だいたい死ぬ悲運の王女は絶対に幸せになりたい!〜努力とチートでどんな運命だって変えてみせます〜

306.赤熊の百合3

「は……はい……」

 ようやく絞り出した言葉がこれだった。あまりの急展開に、頭が真っ白になっていたのだ。
 よく分からないけれど、私は何かしらの責任を取らないといけないらしい。でも何の? 
 ──はっ、メイシアの頬で遊び過ぎたからその治療費払えって事か! 成程ねそういう事なら勿論払うわ。治療費でも慰謝料でも示談金でもなんでも払うわよメイシア!
 ……でもおかしくない? もしその治療費云々の話だったとして、私の事が好きだとかキスだとか……どうしてそんな言動に出たのか全然分からないわ。

「アミレス様、わたし、頑張りますね」
「……何を?」

 私から離れた彼女は、宝石のようにキラキラと輝く瞳をふんわりと緩め、笑った。それはこれまで見て来たメイシアのどの笑顔よりも、可愛くて力に溢れた──最強の笑顔だった。

「アミレス様に相応しい人間になれるよう、めいいっぱい頑張りますね」
「ん? 私……に相応しい、人間?」
「ひとまず男になれる薬の精製辺りから頑張ってみます。他にも、この国の誰にも脅かせないような地位に上り詰めてみせますね」

 男になれる薬?! ちょっ……ちょっと待って、話が跳躍し過ぎて何の事か分からない! もしかして、国家転覆の話とかされてる?!

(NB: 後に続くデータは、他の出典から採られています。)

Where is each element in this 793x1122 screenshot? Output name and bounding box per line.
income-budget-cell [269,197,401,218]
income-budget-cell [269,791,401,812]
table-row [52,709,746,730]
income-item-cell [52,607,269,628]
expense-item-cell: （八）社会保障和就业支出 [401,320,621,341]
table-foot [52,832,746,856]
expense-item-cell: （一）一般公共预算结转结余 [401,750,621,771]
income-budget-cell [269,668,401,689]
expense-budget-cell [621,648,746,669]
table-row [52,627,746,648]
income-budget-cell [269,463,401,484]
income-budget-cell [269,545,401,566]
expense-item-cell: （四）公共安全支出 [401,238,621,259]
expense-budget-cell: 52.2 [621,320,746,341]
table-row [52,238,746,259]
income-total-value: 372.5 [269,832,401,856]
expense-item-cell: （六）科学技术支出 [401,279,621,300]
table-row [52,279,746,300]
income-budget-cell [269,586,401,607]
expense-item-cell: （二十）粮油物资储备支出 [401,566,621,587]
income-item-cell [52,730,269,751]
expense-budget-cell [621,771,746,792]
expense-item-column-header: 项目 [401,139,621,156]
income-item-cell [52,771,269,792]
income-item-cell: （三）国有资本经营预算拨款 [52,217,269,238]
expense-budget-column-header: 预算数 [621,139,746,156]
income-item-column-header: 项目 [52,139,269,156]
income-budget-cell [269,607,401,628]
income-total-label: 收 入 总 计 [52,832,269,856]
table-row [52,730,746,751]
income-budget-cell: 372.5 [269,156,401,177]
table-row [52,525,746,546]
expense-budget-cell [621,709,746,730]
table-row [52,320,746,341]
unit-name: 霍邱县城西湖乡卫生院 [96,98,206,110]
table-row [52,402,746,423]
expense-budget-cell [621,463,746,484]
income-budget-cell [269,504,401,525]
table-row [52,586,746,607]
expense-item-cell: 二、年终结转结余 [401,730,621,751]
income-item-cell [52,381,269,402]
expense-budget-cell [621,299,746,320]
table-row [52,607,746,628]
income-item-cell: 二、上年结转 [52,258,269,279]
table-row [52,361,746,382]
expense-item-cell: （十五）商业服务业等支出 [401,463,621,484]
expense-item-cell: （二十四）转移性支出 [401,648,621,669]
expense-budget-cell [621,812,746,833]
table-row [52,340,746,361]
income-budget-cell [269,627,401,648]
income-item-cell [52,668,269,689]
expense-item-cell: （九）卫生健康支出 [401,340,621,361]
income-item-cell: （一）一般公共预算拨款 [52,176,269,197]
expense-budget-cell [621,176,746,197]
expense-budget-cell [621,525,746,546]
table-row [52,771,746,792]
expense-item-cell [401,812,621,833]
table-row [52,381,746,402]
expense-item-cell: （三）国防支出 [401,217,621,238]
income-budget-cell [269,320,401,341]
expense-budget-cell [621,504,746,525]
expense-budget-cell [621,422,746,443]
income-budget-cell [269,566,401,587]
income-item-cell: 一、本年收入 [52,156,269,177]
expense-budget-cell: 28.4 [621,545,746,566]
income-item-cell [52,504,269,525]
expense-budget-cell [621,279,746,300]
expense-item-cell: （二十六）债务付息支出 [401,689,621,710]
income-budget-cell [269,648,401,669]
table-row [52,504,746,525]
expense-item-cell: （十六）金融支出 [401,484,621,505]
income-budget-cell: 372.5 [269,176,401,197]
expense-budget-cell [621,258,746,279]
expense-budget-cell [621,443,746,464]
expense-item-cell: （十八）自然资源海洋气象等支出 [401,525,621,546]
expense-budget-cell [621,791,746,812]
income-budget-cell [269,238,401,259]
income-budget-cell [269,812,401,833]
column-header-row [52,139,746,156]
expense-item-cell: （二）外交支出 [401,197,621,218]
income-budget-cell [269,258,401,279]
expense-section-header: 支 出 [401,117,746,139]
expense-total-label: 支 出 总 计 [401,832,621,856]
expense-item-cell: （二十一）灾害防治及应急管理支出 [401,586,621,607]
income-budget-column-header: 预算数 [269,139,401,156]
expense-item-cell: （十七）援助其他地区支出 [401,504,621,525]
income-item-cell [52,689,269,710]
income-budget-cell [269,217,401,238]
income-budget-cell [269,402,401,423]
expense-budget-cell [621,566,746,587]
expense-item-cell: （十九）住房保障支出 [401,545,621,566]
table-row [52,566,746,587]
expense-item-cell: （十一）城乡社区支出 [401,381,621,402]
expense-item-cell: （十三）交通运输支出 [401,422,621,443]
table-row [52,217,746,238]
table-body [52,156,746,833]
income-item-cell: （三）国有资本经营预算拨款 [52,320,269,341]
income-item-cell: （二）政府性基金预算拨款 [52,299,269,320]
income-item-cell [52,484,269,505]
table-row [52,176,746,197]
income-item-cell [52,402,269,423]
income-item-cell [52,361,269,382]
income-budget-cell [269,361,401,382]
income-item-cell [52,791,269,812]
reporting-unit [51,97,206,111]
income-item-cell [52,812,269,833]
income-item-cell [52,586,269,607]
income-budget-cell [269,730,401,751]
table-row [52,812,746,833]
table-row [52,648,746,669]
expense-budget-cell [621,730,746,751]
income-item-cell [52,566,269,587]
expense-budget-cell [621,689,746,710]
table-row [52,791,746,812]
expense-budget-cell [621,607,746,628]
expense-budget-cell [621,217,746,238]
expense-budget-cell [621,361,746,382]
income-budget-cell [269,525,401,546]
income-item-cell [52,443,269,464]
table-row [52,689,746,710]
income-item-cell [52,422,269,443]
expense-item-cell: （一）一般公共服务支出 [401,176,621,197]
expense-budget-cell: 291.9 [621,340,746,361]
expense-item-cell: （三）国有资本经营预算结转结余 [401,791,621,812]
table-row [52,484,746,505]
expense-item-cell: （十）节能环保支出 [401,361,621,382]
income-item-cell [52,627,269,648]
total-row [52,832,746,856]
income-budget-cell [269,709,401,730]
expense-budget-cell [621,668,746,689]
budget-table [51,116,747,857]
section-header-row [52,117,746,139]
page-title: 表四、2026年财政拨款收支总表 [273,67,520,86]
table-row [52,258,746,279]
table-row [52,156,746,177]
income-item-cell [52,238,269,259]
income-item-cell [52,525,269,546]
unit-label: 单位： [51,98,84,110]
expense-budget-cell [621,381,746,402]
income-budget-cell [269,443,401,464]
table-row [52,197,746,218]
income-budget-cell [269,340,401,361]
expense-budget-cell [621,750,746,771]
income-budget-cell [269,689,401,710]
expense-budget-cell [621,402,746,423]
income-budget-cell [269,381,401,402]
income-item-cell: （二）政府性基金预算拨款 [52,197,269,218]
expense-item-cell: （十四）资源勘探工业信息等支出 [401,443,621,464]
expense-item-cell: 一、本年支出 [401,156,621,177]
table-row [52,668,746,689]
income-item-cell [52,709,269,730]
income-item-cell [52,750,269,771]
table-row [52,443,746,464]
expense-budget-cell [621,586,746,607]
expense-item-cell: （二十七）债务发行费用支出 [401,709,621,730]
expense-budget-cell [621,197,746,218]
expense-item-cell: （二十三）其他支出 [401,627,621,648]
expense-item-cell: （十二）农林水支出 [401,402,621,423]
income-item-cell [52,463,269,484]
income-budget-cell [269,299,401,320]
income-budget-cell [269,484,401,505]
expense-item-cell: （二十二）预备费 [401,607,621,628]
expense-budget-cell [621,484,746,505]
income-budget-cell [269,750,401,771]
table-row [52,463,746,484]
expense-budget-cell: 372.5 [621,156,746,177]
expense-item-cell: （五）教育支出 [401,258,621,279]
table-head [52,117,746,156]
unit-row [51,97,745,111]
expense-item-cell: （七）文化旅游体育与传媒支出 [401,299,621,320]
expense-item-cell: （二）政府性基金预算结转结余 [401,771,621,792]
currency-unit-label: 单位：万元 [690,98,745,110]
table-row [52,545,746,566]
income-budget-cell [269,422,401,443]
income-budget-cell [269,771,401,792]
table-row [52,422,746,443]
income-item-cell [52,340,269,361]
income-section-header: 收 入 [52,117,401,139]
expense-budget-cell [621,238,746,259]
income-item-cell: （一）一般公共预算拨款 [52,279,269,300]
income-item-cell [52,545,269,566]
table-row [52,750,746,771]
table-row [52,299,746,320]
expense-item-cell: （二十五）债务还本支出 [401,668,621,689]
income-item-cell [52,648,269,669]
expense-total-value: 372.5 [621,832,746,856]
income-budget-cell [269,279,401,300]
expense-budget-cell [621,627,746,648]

「だから……もし、わたしがあなたに相応しい人間になれたなら。その時はどうか──……わたしを、アミレス様のお嫁さんにして下さい」

 えっ………………とぉ……私、今、プロポーズされてます?
 その瞬間、私の中で点と点とが繋がった気がした。まさに脳裏を雷がよぎったかのような、そんな爽快体験だった。

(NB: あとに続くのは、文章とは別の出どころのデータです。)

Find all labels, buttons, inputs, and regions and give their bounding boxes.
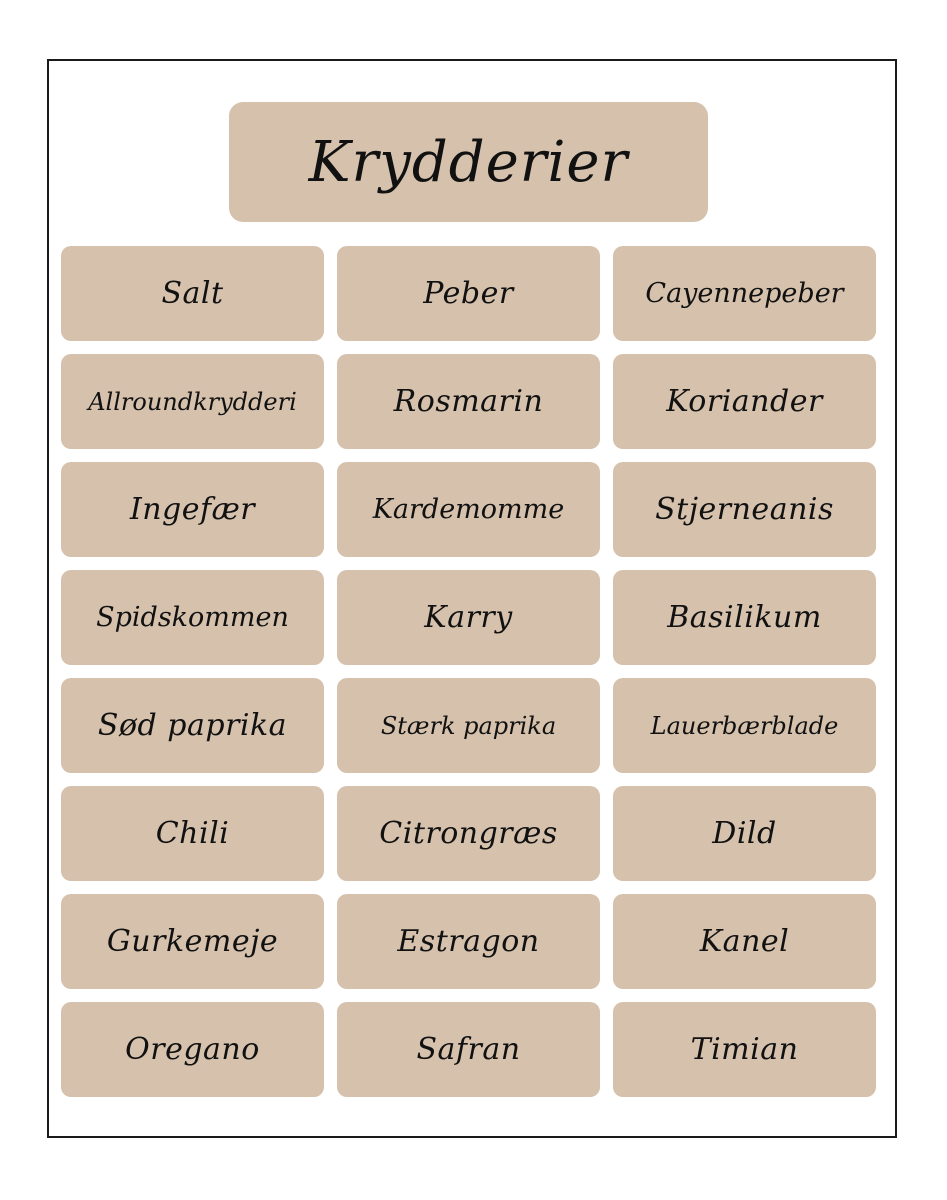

「もしかして……メイシアは本当に私の事が好きなの? その、恋愛対象として」

 これまでの一連の発言……その全てがこの結果に繋がっているのではないか。自意識過剰にも、私はそう考えたのだ。
 自分でも一体何を言っているんだと思うが……流石の私でも、もはやこの答えにしか辿り着けなかった。

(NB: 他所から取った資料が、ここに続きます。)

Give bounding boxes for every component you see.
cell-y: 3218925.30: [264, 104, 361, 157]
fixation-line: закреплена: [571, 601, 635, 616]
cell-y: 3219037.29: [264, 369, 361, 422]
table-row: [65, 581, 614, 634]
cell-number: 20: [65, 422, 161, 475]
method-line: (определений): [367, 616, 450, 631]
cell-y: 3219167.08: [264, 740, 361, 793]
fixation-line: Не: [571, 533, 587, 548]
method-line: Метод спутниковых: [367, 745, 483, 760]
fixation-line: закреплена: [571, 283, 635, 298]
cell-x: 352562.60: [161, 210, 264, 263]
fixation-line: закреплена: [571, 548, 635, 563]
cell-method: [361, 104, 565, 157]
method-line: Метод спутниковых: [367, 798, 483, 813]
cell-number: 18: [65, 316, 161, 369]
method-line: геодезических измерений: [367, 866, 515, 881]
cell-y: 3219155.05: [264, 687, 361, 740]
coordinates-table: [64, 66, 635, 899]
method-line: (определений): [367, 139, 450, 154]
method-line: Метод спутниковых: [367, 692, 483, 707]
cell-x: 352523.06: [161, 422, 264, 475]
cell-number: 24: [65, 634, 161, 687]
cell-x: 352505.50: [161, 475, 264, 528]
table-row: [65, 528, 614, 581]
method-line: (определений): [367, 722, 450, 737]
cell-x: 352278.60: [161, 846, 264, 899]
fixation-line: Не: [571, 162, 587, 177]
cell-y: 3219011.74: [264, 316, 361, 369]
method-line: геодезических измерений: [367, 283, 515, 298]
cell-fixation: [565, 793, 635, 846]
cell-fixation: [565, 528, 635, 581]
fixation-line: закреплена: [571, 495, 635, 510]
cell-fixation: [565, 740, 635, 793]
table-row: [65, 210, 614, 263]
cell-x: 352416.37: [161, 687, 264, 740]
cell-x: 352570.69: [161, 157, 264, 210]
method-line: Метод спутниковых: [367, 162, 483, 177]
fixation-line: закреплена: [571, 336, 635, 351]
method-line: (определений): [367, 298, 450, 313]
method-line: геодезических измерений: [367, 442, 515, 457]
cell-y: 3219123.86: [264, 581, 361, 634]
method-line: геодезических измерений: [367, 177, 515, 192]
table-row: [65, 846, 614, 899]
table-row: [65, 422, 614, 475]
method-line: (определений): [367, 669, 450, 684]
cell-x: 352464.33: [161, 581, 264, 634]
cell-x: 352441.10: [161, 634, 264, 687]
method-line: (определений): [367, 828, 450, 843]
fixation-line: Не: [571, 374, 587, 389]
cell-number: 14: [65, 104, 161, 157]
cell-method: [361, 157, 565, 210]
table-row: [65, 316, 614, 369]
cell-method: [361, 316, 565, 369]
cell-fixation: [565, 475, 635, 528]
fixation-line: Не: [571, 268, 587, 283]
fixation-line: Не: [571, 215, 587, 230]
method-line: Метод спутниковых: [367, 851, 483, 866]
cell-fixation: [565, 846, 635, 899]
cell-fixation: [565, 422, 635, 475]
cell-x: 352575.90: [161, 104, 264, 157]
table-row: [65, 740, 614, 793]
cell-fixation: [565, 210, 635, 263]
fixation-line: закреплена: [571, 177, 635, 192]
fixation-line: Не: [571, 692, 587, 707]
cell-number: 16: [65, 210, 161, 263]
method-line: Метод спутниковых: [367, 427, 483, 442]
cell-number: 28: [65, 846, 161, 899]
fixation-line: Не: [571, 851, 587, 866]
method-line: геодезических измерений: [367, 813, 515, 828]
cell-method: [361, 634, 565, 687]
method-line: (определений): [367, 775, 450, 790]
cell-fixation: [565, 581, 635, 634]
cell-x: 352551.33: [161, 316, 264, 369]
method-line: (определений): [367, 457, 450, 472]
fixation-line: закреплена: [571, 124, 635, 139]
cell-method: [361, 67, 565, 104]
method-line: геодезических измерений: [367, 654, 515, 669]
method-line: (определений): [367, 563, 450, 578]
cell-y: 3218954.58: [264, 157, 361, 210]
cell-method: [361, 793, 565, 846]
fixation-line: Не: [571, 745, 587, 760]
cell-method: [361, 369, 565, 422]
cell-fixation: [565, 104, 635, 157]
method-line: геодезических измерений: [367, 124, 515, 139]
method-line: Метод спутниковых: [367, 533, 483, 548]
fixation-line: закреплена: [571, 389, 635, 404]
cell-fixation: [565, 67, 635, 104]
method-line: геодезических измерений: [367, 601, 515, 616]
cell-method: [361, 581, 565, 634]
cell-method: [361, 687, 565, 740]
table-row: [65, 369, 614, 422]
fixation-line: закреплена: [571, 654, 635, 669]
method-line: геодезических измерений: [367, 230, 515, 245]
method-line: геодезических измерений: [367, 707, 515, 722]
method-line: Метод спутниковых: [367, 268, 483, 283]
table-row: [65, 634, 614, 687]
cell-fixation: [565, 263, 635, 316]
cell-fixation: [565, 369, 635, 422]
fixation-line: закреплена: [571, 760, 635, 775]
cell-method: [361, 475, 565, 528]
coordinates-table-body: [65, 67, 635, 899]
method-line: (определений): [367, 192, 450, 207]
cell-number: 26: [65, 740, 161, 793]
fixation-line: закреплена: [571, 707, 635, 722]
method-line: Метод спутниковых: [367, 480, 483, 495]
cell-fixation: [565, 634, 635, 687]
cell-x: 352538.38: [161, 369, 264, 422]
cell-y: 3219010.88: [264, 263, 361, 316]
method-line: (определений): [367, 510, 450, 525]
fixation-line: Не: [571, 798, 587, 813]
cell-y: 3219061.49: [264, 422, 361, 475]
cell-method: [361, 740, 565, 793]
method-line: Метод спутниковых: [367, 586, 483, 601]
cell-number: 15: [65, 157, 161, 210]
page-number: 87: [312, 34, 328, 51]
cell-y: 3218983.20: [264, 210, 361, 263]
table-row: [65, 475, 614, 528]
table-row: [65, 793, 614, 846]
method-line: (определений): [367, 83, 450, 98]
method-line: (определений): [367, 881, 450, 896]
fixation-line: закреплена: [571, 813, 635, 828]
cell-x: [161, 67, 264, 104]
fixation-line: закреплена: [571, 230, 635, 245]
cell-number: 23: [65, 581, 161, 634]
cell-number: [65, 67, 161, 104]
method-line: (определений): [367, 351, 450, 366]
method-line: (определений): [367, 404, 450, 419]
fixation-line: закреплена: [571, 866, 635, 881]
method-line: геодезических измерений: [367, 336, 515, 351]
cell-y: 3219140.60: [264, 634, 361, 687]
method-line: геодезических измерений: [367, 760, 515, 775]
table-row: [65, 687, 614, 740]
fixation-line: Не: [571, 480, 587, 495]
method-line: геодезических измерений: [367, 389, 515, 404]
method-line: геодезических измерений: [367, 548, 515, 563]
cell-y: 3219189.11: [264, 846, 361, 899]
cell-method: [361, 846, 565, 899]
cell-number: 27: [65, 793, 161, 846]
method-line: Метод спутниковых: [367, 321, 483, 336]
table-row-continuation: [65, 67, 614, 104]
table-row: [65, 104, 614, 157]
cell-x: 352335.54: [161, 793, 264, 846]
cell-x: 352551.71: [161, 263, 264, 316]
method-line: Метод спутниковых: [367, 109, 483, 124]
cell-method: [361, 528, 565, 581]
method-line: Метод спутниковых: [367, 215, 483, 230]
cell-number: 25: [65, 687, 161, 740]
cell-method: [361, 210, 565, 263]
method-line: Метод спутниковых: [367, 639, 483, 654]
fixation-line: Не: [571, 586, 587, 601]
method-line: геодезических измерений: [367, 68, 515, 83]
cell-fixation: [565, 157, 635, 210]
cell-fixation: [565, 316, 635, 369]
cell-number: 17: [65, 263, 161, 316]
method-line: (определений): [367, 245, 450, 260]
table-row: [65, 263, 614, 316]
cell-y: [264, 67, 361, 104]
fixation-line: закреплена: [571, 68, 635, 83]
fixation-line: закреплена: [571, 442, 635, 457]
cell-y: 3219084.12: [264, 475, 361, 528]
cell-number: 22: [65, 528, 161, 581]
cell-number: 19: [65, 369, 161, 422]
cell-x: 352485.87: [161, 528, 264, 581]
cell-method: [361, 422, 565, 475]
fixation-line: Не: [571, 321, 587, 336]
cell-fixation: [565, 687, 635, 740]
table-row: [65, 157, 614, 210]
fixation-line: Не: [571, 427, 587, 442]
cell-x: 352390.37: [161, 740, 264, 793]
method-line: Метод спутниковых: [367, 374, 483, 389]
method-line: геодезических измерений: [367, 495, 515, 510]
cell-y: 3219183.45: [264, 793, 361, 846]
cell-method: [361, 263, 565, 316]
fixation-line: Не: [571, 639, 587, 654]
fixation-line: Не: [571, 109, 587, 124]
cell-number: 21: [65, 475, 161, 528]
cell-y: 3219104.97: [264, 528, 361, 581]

「はい。わたしはアミレス様の事が大好きです。あなたを心よりお慕い申しております」

 メイシアは真剣な顔で言い放った。それは友達に向けた言葉ではなく、まさしく、好きな人に向けるようなものだった。

「同性で、望みなんてないから我慢しようと思ってました。アミレス様には結婚願望が無いと聞いて何度も苦い思いをしました。わたしの想いは叶わないんだって……諦めようとしてました」

 でも、とメイシアは続ける。開いた口が塞がらないまま立ち尽くす、私を置いていって。

「ただ、『同性だから』って諦められるものじゃなかった。ほんの少しでも可能性があるのなら、わたしはその僅かな可能性にかけたいんです! あなたの視線も、優しさも、笑顔も、全て独り占めしたいんです! あなたに永遠の愛を誓えるのなら、わたしは何だってすると決めたのです!」

 それはメイシアの覚悟そのものだった。
 私よりも小さな女の子が、こんなにも真剣に恋をしている。皆の恋路を応援したいと言っていた身として、彼女のそれを邪魔する訳にはいかない。
 でも、私は。

「……ねぇ、メイシア。私は、きっと貴女の望むものをあげられないわ。もし私を愛してくれても、私には貴女を愛する方法が分からないから」
「見よう見まねでいいんです。わたしが、わたし達が、これからもたくさんアミレス様の事を愛します。だからアミレス様も同じようにわたし達を愛して下さい。そりゃあ、当然……どうせならわたし一人だけを愛して下さいって言いたい所ですけど、今はまだ、わたしには早いので」

 メイシアはふにゃりと微笑み、そして私の手を取った。かつて漫画やアニメで見た恋する乙女のような表情で、彼女は私を見つめる。
 ……ああ、そうか。さっき、メイシアの笑顔が何者にも負けないような笑顔だと思ったのは、これが理由だったんだ。
 ──恋する乙女は、最強だから。
 私の友達は、どうやら本当に私に恋をしているらしい。

「難しそうだけど、見よう見まねでやってみるわ。でも……まだ結婚とかは考えられないから、求婚(プロポーズ)はお受け出来ない。ごめんね」

 眉尻を下げて、そうお断りを入れるも、

「そうだと思いました。でも、可能性がほんの少しでも残る以上、わたしは諦めませんから」

 メイシアは強かに笑った。
 何だったかしら、そう──シャンパージュの魔女。確かにそう呼ばれるに相応しい……可愛らしくも末恐ろしい、堂々とした風格だった。